The new report was released today by the Caltech/MIT Voting Technology Project. It is the latest in a series of reports by the group, which formed in the aftermath of the 2000 election. A major change since 2000 has been the replacement of outdated voting systems—principally punch cards and lever machines—with more reliable optical-scan or electronic voting machines. Today roughly 60 percent of counties across the United States use optical-scan machines, and 40 percent use other forms of electronic equipment. (A small set of counties still hand-count paper ballots.)
The upshot of this change is that the overall residual vote rate—the difference between the number of ballots cast and counted—dropped from 2 percent of ballots cast in 2000 to 1 percent in 2006 and 2008, as the report notes.
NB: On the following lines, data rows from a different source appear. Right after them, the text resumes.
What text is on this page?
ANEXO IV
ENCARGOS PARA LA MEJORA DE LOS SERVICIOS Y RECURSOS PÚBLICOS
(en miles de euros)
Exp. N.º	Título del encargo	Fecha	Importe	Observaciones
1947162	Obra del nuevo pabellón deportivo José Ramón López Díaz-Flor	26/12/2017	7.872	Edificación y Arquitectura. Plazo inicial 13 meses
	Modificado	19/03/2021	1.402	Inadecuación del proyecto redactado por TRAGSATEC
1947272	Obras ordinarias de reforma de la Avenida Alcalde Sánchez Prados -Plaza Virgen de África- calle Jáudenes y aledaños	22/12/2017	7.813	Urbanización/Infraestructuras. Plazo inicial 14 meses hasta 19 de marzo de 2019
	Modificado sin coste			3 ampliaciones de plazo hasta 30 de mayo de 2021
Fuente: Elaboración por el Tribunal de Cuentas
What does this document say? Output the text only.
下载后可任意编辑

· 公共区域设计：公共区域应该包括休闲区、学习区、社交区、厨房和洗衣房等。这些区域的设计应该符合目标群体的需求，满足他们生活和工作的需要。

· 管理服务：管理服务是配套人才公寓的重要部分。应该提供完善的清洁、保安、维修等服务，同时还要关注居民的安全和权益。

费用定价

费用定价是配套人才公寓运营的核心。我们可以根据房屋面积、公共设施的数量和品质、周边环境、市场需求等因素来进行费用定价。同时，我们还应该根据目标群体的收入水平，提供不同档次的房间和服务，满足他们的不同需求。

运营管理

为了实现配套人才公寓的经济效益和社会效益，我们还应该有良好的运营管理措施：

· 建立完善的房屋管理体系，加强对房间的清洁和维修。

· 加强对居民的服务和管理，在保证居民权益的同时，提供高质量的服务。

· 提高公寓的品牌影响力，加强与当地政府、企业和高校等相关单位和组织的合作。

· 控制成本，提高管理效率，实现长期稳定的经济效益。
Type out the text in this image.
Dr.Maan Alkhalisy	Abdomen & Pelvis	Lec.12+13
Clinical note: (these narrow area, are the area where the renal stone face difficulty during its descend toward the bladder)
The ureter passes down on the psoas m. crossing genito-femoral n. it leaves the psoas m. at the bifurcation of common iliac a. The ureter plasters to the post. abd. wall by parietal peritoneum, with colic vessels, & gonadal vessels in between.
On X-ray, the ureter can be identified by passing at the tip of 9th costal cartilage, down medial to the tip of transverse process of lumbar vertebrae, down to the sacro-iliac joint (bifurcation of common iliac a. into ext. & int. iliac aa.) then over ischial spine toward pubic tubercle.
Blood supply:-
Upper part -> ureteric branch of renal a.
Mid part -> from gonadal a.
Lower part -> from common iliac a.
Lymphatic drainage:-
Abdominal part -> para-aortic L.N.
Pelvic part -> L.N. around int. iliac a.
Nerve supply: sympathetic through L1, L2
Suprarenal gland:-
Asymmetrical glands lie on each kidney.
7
On the other hand, the report states, “absentee voting is more prone than in-person voting to residual vote rates.” That presents new problems, since the percentage of Americans voting by mail or at early election centers has doubled, the report notes, from 14 percent in 2000 to 28 percent in 2008. One study by Voter Technology Project researchers, based on two decades of data from California, has shown that the residual vote rate for absentee voters was larger than that for votes cast at polling places—by 2.2 percentage points in presidential races, 3.3 percent in gubernatorial races, 4.9 percent in U.S. Senate races, and 3.0 percent for ballot propositions.